Japan’s inflation flat in May
THE state of Japan’s economic recovery remains murky, with inflation still nearly flat in May despite unprecedented monetary stimulus, though joblessness was flat at 3.3 percent and household spending rose for the first time in over a year.
The data released yesterday followed relatively weak indicators recently that have shown softening demand and slowing industrial production. Economists say the world’s third-largest economy slowed or possibly contracted in the April-June quarter.
Japan’s central bank is pumping unprecedented sums of cash into the economy, seeking to push prices higher and spur inflation. The ultra-easy monetary policy is the main weapon in Prime Minister Shinzo Abe’s economic program, dubbed Abenomics, and is meant to convince companies and families to lift spending to avoid having to pay more as prices rise.
However, lower energy costs due to the fall in oil prices over the past year are slowing progress toward the Bank of Japan’s 2 percent inflation goal. Officials say they expect prices to begin rising once lagging declines in gas prices stabilize in coming months.
But the trend toward lower energy prices is helping businesses and consumers, who increased spending by 4.8 percent in May, the first such jump since March 2014. Electricity rates, which are linked to trends in oil prices, are due to fall 3 percent in July.

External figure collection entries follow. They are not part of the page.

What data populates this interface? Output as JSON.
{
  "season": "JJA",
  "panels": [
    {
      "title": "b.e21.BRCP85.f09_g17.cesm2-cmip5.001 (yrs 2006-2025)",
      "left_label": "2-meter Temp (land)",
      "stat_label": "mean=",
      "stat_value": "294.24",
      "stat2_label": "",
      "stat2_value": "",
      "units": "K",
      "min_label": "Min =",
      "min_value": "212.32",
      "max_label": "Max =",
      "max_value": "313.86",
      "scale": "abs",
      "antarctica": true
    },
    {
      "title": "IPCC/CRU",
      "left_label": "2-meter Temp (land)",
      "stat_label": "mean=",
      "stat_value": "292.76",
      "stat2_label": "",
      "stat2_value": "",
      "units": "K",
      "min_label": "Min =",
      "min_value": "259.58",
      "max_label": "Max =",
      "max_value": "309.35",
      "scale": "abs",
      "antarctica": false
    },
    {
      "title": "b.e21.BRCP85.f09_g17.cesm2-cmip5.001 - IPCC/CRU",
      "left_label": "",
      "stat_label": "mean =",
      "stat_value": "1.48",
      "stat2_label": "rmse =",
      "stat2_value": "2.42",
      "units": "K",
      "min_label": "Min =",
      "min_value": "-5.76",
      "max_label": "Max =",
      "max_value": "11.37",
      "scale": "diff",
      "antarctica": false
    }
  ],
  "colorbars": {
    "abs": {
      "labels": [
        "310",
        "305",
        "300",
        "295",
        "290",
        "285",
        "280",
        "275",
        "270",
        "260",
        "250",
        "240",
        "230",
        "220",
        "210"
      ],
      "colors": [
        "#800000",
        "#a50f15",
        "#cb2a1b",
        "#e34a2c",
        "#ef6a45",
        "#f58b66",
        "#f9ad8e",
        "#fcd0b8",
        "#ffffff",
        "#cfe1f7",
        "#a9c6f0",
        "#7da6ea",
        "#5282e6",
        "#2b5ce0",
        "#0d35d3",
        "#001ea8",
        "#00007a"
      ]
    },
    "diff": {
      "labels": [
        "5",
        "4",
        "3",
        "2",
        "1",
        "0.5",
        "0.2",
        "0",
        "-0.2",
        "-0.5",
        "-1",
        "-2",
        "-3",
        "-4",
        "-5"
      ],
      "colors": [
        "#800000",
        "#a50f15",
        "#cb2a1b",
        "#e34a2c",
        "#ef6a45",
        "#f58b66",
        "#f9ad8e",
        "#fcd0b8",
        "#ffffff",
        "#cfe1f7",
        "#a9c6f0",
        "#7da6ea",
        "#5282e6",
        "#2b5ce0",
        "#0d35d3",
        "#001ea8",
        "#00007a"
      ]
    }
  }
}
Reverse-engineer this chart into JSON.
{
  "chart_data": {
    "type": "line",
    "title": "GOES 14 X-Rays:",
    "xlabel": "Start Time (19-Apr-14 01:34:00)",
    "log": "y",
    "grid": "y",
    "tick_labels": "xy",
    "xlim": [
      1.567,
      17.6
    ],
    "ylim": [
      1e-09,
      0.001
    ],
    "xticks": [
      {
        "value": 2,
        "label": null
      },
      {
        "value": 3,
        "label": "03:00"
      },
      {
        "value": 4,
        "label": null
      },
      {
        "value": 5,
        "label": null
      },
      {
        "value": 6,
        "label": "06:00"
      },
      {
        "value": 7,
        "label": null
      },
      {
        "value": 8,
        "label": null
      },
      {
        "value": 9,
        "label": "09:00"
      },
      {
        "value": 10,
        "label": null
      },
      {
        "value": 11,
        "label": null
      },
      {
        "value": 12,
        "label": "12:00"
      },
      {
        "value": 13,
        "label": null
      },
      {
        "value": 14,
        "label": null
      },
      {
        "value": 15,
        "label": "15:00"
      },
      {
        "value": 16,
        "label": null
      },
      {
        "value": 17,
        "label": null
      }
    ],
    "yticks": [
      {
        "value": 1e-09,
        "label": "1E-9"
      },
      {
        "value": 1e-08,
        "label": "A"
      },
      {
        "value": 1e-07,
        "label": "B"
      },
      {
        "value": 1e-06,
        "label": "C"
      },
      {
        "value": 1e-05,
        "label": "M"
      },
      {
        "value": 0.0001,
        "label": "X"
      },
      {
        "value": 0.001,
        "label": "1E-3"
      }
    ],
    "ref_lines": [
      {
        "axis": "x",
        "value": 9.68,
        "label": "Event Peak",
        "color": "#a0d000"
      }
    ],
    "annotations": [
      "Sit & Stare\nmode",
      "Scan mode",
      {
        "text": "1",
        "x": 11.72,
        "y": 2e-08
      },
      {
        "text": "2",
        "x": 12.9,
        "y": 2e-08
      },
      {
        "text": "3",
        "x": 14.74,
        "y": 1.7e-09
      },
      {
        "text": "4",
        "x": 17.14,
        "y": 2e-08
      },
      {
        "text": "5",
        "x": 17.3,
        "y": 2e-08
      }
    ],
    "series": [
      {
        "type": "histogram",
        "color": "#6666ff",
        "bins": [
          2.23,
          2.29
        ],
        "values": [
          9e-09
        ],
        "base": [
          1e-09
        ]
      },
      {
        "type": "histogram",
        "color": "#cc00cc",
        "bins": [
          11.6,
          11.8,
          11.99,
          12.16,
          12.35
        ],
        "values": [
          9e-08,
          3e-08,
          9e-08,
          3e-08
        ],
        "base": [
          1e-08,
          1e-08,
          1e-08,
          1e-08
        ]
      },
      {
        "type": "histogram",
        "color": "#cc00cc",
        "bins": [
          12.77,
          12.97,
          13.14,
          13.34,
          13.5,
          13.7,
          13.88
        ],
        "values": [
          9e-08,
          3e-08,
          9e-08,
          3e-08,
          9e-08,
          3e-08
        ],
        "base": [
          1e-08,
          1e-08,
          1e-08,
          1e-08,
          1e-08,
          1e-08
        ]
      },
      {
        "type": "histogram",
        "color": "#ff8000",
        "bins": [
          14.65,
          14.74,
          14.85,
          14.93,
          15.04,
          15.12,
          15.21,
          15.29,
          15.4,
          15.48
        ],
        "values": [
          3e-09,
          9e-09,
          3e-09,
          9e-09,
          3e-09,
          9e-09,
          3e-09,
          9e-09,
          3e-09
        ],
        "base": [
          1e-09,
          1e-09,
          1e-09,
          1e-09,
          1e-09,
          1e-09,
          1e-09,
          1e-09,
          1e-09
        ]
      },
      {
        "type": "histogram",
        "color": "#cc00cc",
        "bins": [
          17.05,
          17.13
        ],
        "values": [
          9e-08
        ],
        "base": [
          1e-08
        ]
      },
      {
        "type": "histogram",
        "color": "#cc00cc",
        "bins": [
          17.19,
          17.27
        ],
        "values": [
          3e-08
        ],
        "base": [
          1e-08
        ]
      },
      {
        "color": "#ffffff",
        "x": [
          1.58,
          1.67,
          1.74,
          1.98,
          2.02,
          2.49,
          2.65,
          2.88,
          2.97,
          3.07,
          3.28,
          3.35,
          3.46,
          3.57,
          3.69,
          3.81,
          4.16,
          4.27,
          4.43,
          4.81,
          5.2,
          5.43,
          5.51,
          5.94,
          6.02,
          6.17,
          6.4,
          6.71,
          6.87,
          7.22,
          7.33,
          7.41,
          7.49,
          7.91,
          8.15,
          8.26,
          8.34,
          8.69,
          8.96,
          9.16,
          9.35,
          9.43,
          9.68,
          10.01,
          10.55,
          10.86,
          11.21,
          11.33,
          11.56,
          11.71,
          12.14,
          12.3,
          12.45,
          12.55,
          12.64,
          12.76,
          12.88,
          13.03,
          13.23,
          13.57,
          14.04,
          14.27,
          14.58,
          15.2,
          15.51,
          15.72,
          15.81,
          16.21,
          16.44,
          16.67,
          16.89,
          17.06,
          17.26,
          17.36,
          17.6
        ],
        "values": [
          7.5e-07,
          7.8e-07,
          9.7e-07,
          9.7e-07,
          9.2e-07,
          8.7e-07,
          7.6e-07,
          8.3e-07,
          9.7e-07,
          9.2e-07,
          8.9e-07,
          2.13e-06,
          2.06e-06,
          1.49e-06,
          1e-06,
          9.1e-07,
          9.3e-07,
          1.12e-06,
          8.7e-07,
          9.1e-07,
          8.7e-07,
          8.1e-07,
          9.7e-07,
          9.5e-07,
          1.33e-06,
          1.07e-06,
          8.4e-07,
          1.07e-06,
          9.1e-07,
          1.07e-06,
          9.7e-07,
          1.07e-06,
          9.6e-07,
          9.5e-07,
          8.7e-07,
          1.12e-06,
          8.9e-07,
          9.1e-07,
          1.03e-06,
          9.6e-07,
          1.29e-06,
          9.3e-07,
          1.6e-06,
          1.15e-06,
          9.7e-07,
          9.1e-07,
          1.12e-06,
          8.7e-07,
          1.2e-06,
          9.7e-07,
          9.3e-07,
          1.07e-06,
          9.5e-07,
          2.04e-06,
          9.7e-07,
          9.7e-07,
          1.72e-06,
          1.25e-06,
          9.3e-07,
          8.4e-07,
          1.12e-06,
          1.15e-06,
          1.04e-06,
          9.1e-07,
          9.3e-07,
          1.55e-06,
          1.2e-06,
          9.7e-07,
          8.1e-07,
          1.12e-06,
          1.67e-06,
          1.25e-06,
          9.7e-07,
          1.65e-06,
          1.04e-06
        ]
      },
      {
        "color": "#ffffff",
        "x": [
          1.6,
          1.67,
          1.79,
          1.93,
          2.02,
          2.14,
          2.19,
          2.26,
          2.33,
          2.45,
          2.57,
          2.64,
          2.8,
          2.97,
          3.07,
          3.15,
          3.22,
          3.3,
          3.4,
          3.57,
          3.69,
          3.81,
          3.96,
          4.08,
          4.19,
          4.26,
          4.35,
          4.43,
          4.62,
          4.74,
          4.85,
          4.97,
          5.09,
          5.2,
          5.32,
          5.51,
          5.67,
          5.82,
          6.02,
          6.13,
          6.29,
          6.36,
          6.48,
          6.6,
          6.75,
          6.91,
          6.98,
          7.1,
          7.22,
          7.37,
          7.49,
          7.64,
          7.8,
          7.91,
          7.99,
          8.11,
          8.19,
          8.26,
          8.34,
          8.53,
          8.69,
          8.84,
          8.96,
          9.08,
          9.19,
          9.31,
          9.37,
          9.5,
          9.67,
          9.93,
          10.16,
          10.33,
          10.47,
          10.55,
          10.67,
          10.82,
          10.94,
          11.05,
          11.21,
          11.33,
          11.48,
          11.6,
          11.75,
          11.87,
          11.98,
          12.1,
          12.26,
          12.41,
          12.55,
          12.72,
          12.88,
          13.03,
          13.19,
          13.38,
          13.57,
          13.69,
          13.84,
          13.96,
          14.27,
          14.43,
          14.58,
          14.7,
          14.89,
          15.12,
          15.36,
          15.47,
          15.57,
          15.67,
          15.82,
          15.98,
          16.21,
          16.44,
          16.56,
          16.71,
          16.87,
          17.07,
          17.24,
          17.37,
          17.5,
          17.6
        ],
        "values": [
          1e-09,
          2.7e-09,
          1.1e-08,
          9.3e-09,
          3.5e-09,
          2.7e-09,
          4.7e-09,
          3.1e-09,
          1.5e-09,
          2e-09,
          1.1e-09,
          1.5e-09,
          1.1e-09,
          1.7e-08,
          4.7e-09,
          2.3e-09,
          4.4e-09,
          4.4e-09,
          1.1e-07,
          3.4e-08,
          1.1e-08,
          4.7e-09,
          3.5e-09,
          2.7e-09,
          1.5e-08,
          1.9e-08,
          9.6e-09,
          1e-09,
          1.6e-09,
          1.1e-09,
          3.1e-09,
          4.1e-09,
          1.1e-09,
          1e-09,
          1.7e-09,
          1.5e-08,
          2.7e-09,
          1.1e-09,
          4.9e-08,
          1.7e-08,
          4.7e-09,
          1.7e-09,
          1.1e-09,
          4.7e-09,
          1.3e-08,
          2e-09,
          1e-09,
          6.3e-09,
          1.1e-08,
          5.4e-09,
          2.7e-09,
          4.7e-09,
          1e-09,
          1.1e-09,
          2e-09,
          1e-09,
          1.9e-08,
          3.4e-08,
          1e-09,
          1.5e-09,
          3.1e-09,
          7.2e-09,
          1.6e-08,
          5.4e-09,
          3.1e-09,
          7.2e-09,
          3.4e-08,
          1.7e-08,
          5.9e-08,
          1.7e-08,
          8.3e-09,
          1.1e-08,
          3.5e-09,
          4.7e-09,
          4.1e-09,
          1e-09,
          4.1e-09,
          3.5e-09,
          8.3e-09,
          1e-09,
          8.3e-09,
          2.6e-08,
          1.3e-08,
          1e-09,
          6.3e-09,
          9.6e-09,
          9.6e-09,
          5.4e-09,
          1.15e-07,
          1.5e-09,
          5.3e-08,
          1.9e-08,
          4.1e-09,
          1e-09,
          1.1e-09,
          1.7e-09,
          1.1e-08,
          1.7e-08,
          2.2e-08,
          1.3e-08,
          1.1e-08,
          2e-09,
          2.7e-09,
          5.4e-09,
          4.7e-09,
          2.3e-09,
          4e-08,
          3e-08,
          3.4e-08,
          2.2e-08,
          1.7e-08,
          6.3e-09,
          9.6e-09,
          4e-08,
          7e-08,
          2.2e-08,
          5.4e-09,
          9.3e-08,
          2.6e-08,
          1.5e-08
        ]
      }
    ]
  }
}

An April 2014 jump in the sales tax to 8 percent from 5 percent pushed the economy into recession as purchases that had been moved forward to beat the tax hike fell off.
Household spending is only one indicator and is volatile, Masamichi Adachi of JP Morgan said in a commentary. Since semi-annual bonuses are paid in June, spending will likely rise during the summer, he said.
But the recovery in confidence is still weaker than expected, and he has cut his view for second quarter growth to zero percent from 1.5 percent, he said.
Japan has yet to beat the deflationary pressures that have halted companies from making long-term investments and hiring, said Marcel Thieliant of Capital Economics.